Son épilogue tragique aura masqué quelques enseignements du premier tour des élections cantonales. On retiendra qu’en Haute-Corse, la majorité départementale peu dormir sur ses deux oreilles. Les candidats s’en réclamant ou en faisant partie l’ont emporté haut la main ou sont en situation de le faire au second tour. Ainsi Hyacinthe Mattei (LIle-Rousse), Pierre Mancini (Belgodère) Jacques Costa (Castifao-Morosaglia), Pierre Ghionga (Corte), François Orlandi (Capo Bianco), Pierre-Louis Nicolaï (Campoloro-Moriani), Jean-Jacques Vendasi (Bastia III) et Michel Mezzadri (Venaco) ont été réélus. Par ailleurs, la majorité départementale a déjà conquis un canton (dans lAlto di Casaconi, Jean-Marie Vecchioni a étrillé le sortant divers droite). Il n’a manqué que quelques voix à Ange-Pierre Vivoni, le maire de Sisco, qui se présentait dans le canton de Sagro di Santa Giulia avec le soutien du sortant Jean Motroni.

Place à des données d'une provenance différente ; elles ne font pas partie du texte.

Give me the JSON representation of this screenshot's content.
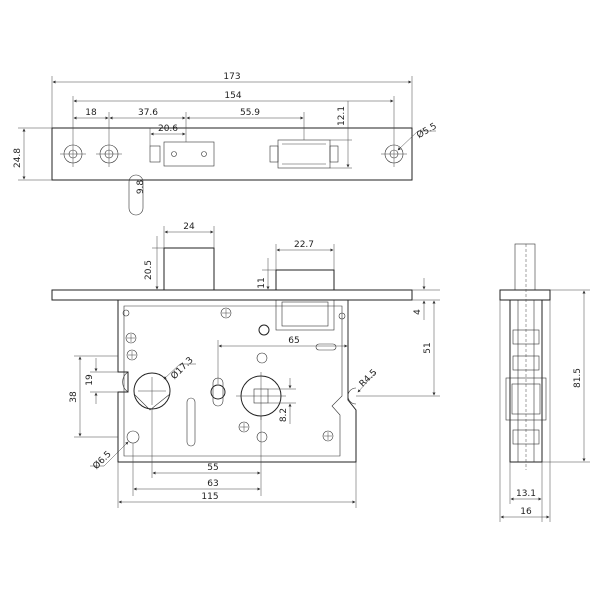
{
  "diagram": {
    "top_view": {
      "overall_length": "173",
      "hole_span": "154",
      "dim_a": "18",
      "dim_b": "37.6",
      "dim_c": "20.6",
      "dim_d": "55.9",
      "height": "24.8",
      "slot_height": "12.1",
      "hole_dia": "Ø5.5",
      "slot_width": "9.8"
    },
    "front_view": {
      "latch_width": "24",
      "latch_proj": "20.5",
      "bolt_width": "22.7",
      "bolt_proj": "11",
      "plate_thick": "4",
      "spindle_offset": "51",
      "spindle_hole": "Ø17.3",
      "dim_65": "65",
      "dim_19": "19",
      "dim_38": "38",
      "radius": "R4.5",
      "square": "8.2",
      "hole_dia": "Ø6.5",
      "dim_55": "55",
      "dim_63": "63",
      "body_width": "115"
    },
    "side_view": {
      "height": "81.5",
      "body_depth": "13.1",
      "total_depth": "16"
    }
  }
}
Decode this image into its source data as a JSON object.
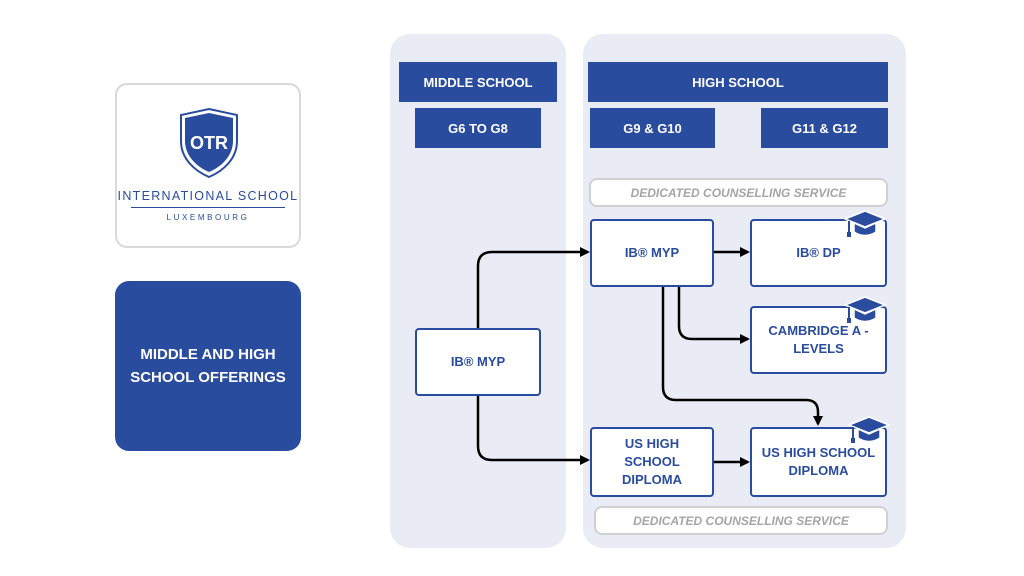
{
  "logo": {
    "initials": "OTR",
    "name": "INTERNATIONAL SCHOOL",
    "city": "LUXEMBOURG"
  },
  "title": "MIDDLE AND HIGH SCHOOL OFFERINGS",
  "middle_school": {
    "header": "MIDDLE SCHOOL",
    "grades": "G6 TO G8",
    "program": "IB® MYP"
  },
  "high_school": {
    "header": "HIGH SCHOOL",
    "grades_lower": "G9 & G10",
    "grades_upper": "G11 & G12",
    "counselling_top": "DEDICATED COUNSELLING SERVICE",
    "counselling_bottom": "DEDICATED COUNSELLING SERVICE",
    "ib_myp": "IB® MYP",
    "ib_dp": "IB® DP",
    "cambridge": "CAMBRIDGE A - LEVELS",
    "us_hs_diploma_lower": "US HIGH SCHOOL DIPLOMA",
    "us_hs_diploma_upper": "US HIGH SCHOOL DIPLOMA"
  },
  "colors": {
    "brand_blue": "#2a4c9e",
    "column_bg": "#e9ecf5",
    "counselling_text": "#a5a5a5"
  }
}
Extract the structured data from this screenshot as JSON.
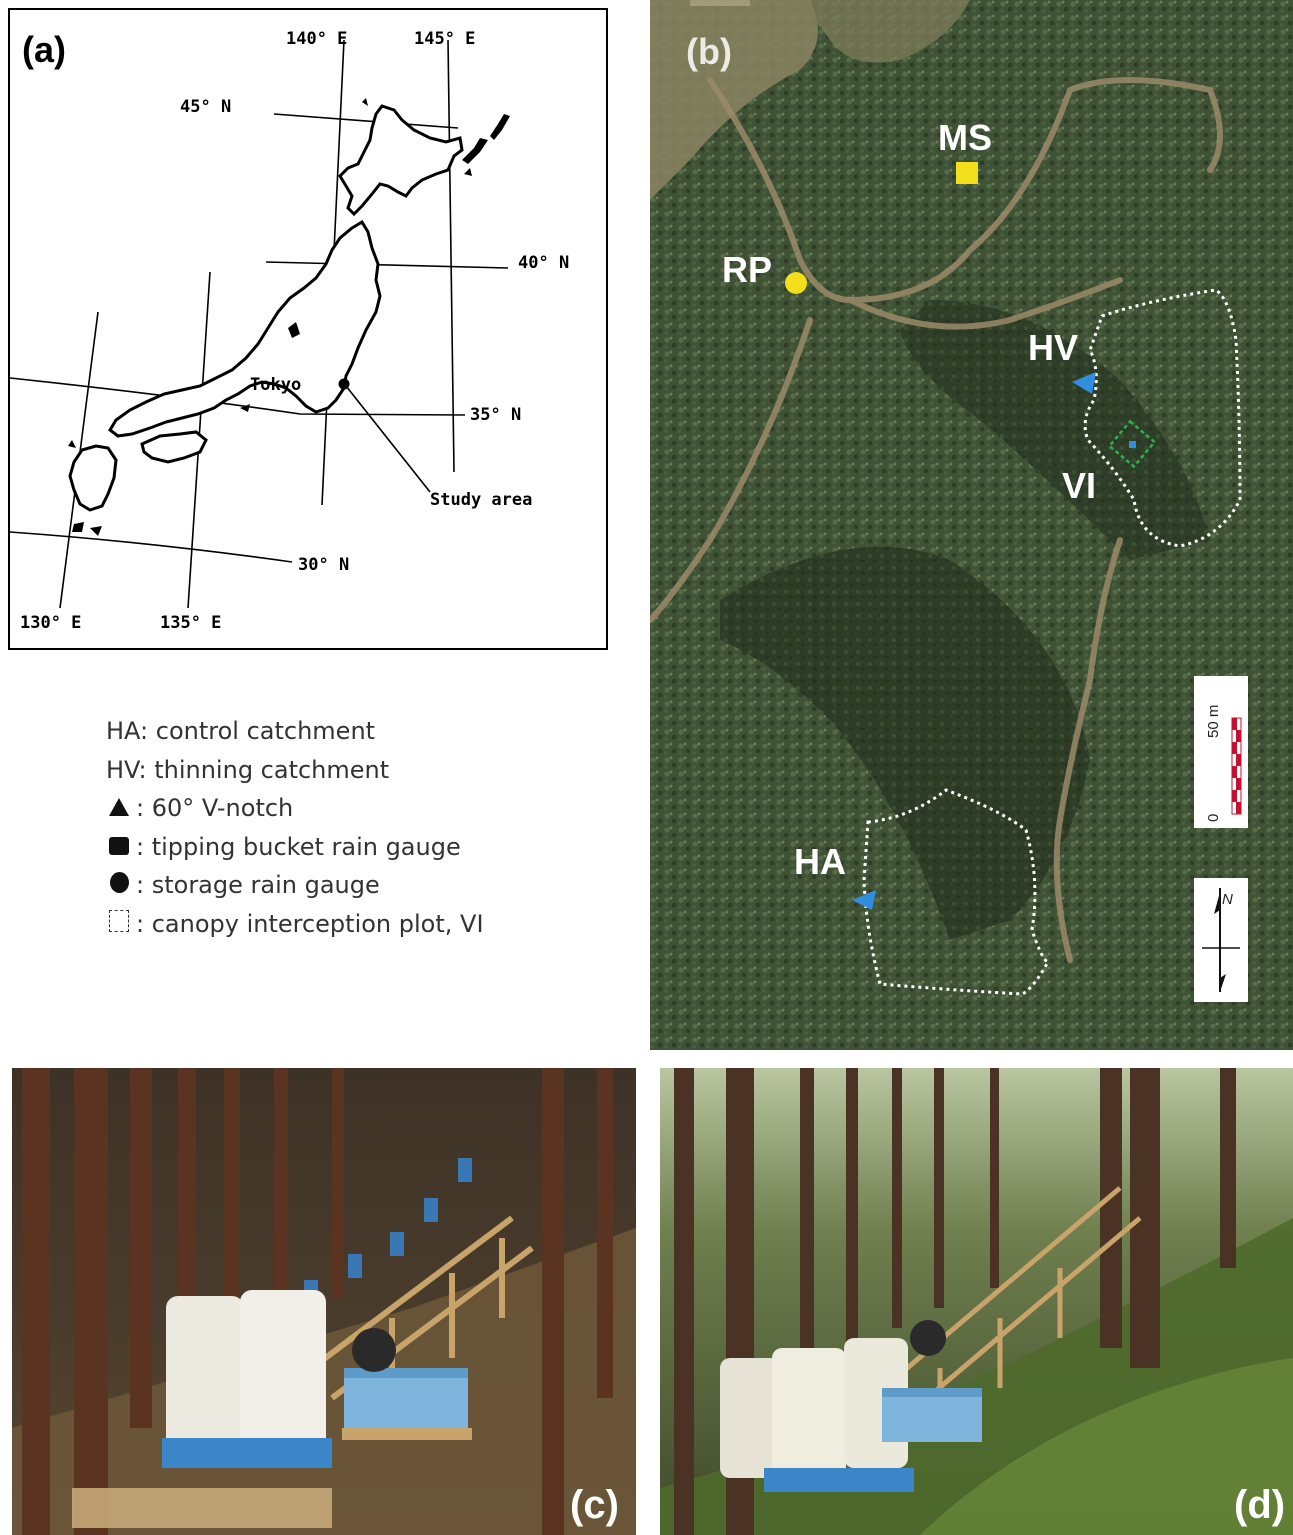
{
  "panel_a": {
    "letter": "(a)",
    "longitudes": [
      "130° E",
      "135° E",
      "140° E",
      "145° E"
    ],
    "latitudes": [
      "30° N",
      "35° N",
      "40° N",
      "45° N"
    ],
    "city_label": "Tokyo",
    "study_area_label": "Study area"
  },
  "legend": {
    "items": [
      {
        "symbol": "",
        "text": "HA: control catchment"
      },
      {
        "symbol": "",
        "text": "HV: thinning catchment"
      },
      {
        "symbol": "triangle",
        "text": ":  60°   V-notch"
      },
      {
        "symbol": "square",
        "text": ": tipping bucket rain gauge"
      },
      {
        "symbol": "circle",
        "text": ": storage rain gauge"
      },
      {
        "symbol": "dashed-box",
        "text": ": canopy interception plot, VI"
      }
    ]
  },
  "panel_b": {
    "letter": "(b)",
    "sites": {
      "ms": "MS",
      "rp": "RP",
      "hv": "HV",
      "vi": "VI",
      "ha": "HA"
    },
    "scale": {
      "zero": "0",
      "max": "50 m"
    },
    "north": "N"
  },
  "panel_c": {
    "letter": "(c)"
  },
  "panel_d": {
    "letter": "(d)"
  },
  "colors": {
    "rain_gauge_square": "#f2de1a",
    "rain_gauge_circle": "#f2de1a",
    "v_notch": "#2f8ee0",
    "plot_outline": "#2bb34a",
    "scale_bar_red": "#c8102e"
  }
}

Enfin, concernant le canton de Prunelli di Fium’orbu, l’issue du duel entre le sortant François Tiberi et le prétendant Pierre Siméon de Buochberg n’enlèvera rien à la majorité départementale.

Fin de règne dans le sud

En Corse-du-Sud, la majorité départementale devrait s’en tirer. En revanche, elle est sur la défensive. Elle pourrait en effet enregistrer la perte de trois sièges au soir du second tour (Bonifacio, Ajaccio III, Porto-Vecchio). A Bonifacio, c’est déjà perdu, Ati Lantieri (Divers droite) ne se représentant pas, Claude Degott-Serafino (Divers gauche) a battu André Quéré (UMP). A Ajaccio III, où le sortant divers droite Pierre Santoni est d’ores et déjà battu et éliminé, les dissensions à droite pourraient bien faire le jeu du candidat de gauche François Casasoprana. Mais le canton vers lequel tous les regards se tourneront dimanche 27 mars, sera celui de Porto-Vecchio. A l’issue du premier tour, Jean-Christophe Angelini y est arrivé en tête avec 45 % des votes devant Camille de Rocca-Serra, crédité de 40 %. 395 voix séparent les deux candidats. Si le candidat autonomiste l’emporte, Porto-Vecchio et la Corse vivront la fin d’une dynastie et peut-être le début d’un processus qui verra tomber les grandes familles ayant marqué la vie politique de l’île depuis plus d’un siècle.